The programme of cost cutting at Modern Times Group has helped boost its half-year profits, the company said this morning.
The pan-European free and pay TV company added that it has tweaked the price of its pay offerings and added more content, and the performance of its traditional businesses are allowing it to sink more into its digital operations.
“The increase in group profits reflected the cost saving initiatives that we have implemented, and was achieved despite the ongoing FX headwinds [currency exchange issues] and content cost inflation,” said MTG CEO and president Jørgen Madsen Lindemann (pictured).
“The performance of our traditional businesses enables us to invest into the growth of our digital products and services that are proving so popular with consumers.
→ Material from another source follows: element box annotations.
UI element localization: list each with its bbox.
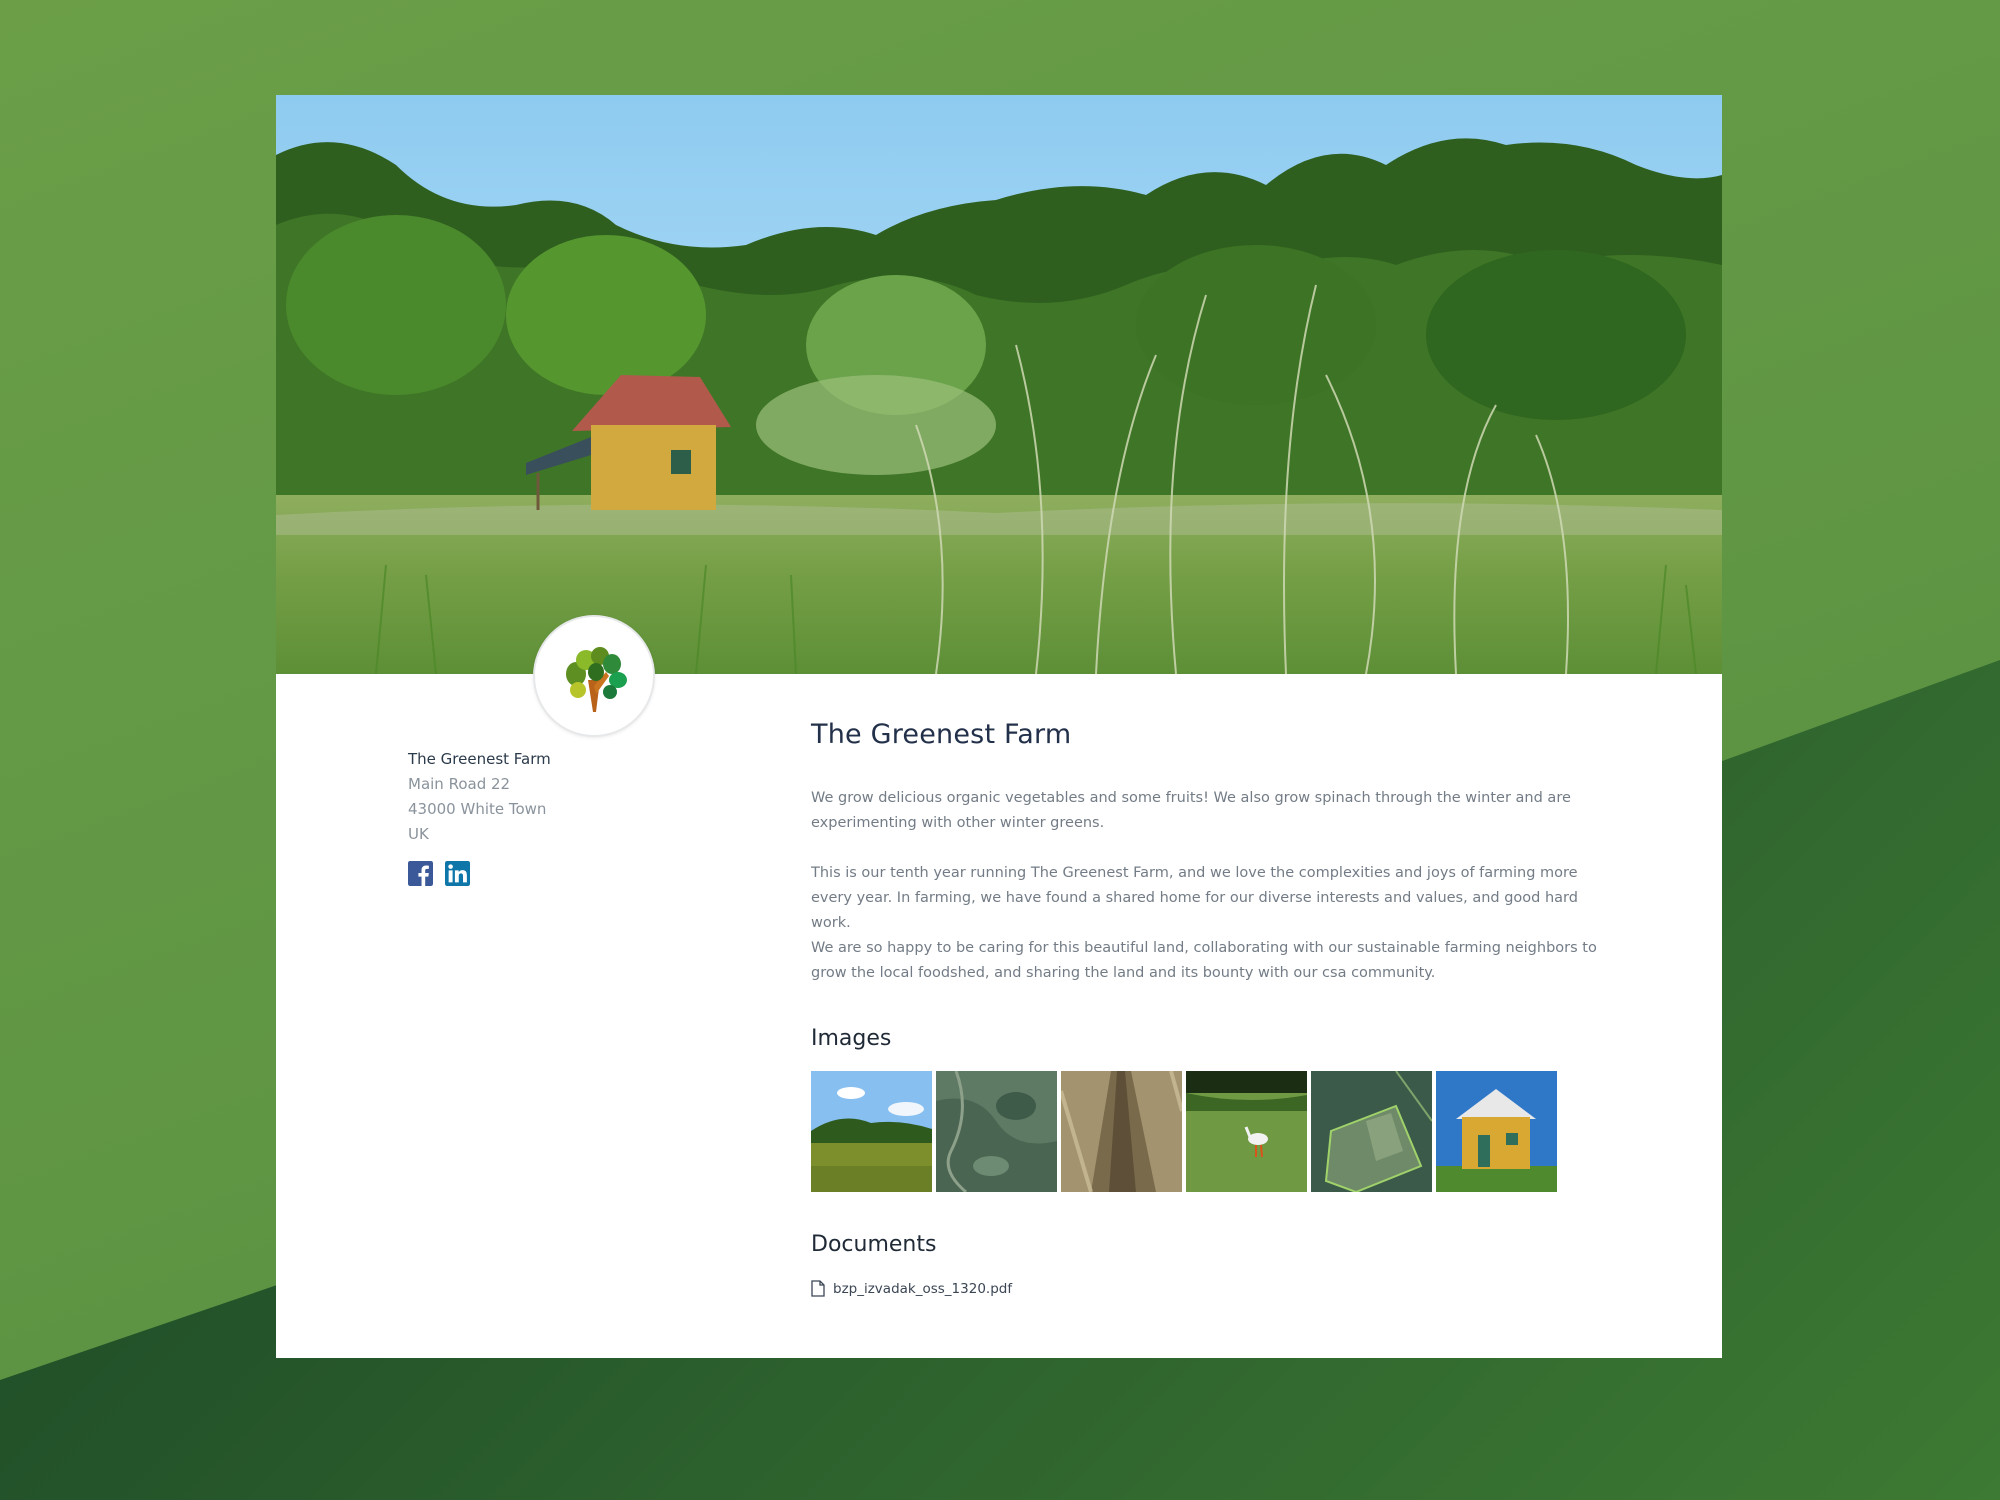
gallery-image-cabin[interactable] [1436,1071,1557,1192]
linkedin-icon[interactable] [445,861,470,886]
description-paragraph: We are so happy to be caring for this be… [811,940,1597,981]
gallery-image-meadow[interactable] [811,1071,932,1192]
image-gallery [811,1071,1601,1192]
document-name: bzp_izvadak_oss_1320.pdf [833,1280,1013,1297]
documents-heading: Documents [811,1232,937,1257]
address-country: UK [408,825,429,843]
address-block: The Greenest Farm Main Road 22 43000 Whi… [408,747,768,886]
farm-profile-card: The Greenest Farm Main Road 22 43000 Whi… [276,95,1722,1358]
hero-image [276,95,1722,674]
social-links [408,861,768,886]
file-icon [811,1280,825,1297]
farm-logo [533,615,655,737]
description-paragraph: We grow delicious organic vegetables and… [811,790,1571,831]
gallery-image-satellite-plot[interactable] [1311,1071,1432,1192]
gallery-image-aerial-map[interactable] [936,1071,1057,1192]
images-heading: Images [811,1026,892,1051]
address-street: Main Road 22 [408,775,511,793]
gallery-image-field-rows[interactable] [1061,1071,1182,1192]
document-link[interactable]: bzp_izvadak_oss_1320.pdf [811,1280,1601,1297]
address-city: 43000 White Town [408,800,547,818]
address-farm-name: The Greenest Farm [408,750,551,768]
farm-details: The Greenest Farm We grow delicious orga… [811,715,1601,1297]
facebook-icon[interactable] [408,861,433,886]
gallery-image-stork[interactable] [1186,1071,1307,1192]
description-paragraph: This is our tenth year running The Green… [811,865,1578,931]
page-title: The Greenest Farm [811,719,1072,750]
tree-logo-icon [566,647,627,712]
We have adjusted prices as we have added even more content to our Viasat and Viaplay offerings, and Viaplay delivered another high growth sales quarter.”
In on-demand, MTG is commissioning more original content for its Viaplay service and is about to roll out a free streaming product, Viafree, in Scandinavia.
it has offloaded the CTC operation in Russia and pulled out of the CIS region, which is beset with regulatory challenges. It is also selling its free TV operations in Ghana and Tanzania.
The divestments come against a background of wider cost-cutting and head count reductions as MTG seeks to refocus on digital.
Looking ahead Lindemann said he expects revenues to increase in the next quarter but profit to be down as the increased cost of renewed sports rights kicks in.
Sweden-listed MTG recorded half yearly revenues of SEK8.15 billion (US$947.5 million) compared with SEK7.85 billion a year earlier. Profit for the first half of 2016 was SEK448 million against SEK524 million in the same period in 2015.